Zachary Turner [Mon, 26 Jan 2015 18:21:33 +0000 (18:21 +0000)]
Teach raw_ostream to support hex formatting without a prefix '0x'.
Previously using format_hex() would always print a 0x prior to the
hex characters. This allows this to be optional, so that one can
choose to print (e.g.) 255 as either 0xFF or just FF.
Eric Christopher [Mon, 26 Jan 2015 17:33:46 +0000 (17:33 +0000)]

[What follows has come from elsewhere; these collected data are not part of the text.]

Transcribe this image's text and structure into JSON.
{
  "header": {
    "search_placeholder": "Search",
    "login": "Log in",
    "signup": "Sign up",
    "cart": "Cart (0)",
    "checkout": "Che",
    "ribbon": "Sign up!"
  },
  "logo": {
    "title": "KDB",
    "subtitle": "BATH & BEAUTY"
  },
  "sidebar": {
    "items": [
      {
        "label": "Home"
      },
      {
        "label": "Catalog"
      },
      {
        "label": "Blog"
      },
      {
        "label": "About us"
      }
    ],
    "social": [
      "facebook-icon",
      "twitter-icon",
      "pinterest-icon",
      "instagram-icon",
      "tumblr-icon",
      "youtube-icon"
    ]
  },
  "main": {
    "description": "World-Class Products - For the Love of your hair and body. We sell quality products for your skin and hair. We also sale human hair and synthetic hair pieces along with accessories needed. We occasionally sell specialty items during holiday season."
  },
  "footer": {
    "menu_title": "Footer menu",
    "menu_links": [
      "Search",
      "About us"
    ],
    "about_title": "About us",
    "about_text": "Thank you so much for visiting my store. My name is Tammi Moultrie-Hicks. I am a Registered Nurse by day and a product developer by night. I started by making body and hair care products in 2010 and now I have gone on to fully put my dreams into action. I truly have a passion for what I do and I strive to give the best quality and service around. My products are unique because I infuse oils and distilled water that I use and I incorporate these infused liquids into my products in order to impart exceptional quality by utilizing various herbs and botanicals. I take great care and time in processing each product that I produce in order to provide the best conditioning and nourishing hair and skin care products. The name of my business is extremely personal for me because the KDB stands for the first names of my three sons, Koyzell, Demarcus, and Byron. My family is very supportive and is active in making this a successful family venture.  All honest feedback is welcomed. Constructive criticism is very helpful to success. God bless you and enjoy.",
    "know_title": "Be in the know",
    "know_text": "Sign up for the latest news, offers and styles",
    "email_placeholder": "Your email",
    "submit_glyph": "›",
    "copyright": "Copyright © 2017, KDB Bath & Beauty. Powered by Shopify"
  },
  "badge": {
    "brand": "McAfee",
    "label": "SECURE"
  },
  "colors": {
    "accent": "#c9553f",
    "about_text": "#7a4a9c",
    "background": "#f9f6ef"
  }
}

Move the Mips target to storing the ABI in the TargetMachine rather
than on MipsSubtargetInfo.
This required a bit of massaging in the MC level to handle this since
MC is a) largely a collection of disparate classes with no hierarchy,
and b) there's no overarching equivalent to the TargetMachine, instead
only the subtarget via MCSubtargetInfo (which is the base class of
TargetSubtargetInfo).
We're now storing the ABI in both the TargetMachine level and in the
MC level because the AsmParser and the TargetStreamer both need to
know what ABI we have to parse assembly and emit objects. The target
streamer has a pointer to the one in the asm parser and is updated
when the asm parser is created. This is fragile as the FIXME comment
notes, but shouldn't be a problem in practice since we always
create an asm parser before attempting to emit object code via the
assembler. The TargetMachine now contains the ABI so that the DataLayout
can be constructed dependent upon ABI.
All testcases have been updated to use the -target-abi command line
flag so that we can set the ABI without using a subtarget feature.